The Bernafay Wood British Cemetery is a cemetery located in the Somme region of France commemorating British and Commonwealth soldiers who fought in the Battle of the Somme and against the German 1918 spring offensive in World War I. The cemetery contains mostly those who died between July 1916 and April 1917 and March–August 1918.

Location 
The cemetery is located near the village of Montauban-de-Picardie, approximately 10 kilometers east of the town of Albert, France. It is located on the D197 road approximately 2 kilometers south of the village of Longueval.

Fighting near Bernafay Wood 

On 1 July 1916, Montauban was captured by the British 30th and 18th Divisions.

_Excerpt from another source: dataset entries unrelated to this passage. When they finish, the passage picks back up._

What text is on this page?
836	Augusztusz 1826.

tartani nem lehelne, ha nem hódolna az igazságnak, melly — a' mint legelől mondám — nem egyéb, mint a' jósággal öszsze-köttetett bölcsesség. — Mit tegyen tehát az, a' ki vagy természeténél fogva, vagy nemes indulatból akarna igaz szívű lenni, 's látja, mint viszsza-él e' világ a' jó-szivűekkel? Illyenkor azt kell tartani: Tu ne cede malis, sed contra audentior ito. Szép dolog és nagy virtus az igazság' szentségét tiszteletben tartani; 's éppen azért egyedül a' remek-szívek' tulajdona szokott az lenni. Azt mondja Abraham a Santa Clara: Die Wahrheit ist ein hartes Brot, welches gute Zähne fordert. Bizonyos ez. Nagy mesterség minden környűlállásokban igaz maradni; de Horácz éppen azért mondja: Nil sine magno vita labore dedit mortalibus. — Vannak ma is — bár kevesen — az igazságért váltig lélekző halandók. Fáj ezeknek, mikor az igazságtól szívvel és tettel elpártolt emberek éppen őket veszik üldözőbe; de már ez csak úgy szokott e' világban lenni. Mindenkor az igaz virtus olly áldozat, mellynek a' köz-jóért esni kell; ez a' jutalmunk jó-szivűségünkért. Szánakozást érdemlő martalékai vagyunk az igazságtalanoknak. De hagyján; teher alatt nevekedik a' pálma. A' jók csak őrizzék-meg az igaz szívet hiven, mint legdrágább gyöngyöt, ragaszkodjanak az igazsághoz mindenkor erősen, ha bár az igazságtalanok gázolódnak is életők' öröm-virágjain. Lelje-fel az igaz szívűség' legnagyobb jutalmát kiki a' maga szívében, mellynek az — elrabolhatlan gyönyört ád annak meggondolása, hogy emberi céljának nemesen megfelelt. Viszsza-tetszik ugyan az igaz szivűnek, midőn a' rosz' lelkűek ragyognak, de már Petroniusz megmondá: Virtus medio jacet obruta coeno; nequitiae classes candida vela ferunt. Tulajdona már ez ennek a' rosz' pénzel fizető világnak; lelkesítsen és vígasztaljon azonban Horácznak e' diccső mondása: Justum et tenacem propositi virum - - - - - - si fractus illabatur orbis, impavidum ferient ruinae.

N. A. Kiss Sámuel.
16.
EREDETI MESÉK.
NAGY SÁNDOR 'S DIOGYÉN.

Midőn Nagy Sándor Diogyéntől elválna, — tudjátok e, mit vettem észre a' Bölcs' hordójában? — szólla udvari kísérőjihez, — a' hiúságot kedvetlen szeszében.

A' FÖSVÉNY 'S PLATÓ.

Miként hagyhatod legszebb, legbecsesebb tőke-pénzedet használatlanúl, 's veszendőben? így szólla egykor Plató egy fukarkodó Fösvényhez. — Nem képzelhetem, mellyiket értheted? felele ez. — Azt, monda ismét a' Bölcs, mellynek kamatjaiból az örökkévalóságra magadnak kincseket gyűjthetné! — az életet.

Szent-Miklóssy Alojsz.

The heavily fortified Bois de Bernafay (Bernafay Wood) was taken by the 9th Scottish Division on 4 July 1916. Both the village and the wood were lost by the British in the German spring offensive of 1918, with the wood captured by the Germans in March–April 1918. However, the village was retaken by the 7th Buffs and 11th Royal Fusiliers of the 18th Division on 25 August and the wood by the 9th Scottish on the 27th.

Establishment of the Cemetery 
The cemetery was formally begun by an area dressing station in August 1916, with casualties beginning to be buried on 8 July. It was used as a front line cemetery until April 1917. The modern day cemetery was designed by Sir Herbert Baker and Arthur James Scott Hutton.

Statistics 
At the end of the war, the cemetery contained a total of 284 burials. After the reinterment of casualties from the Bernafay Wood North Cemetery and battlefields to the east of the wood, the cemetery now contains a total of 945 burials, of which 529 are identified and 417 are unidentified. Special memorials are dedicated to 11 British soldiers believed to be buried among the unknown and 12 soldiers whose Bernafay Wood North Cemetery graves were destroyed by shell fire.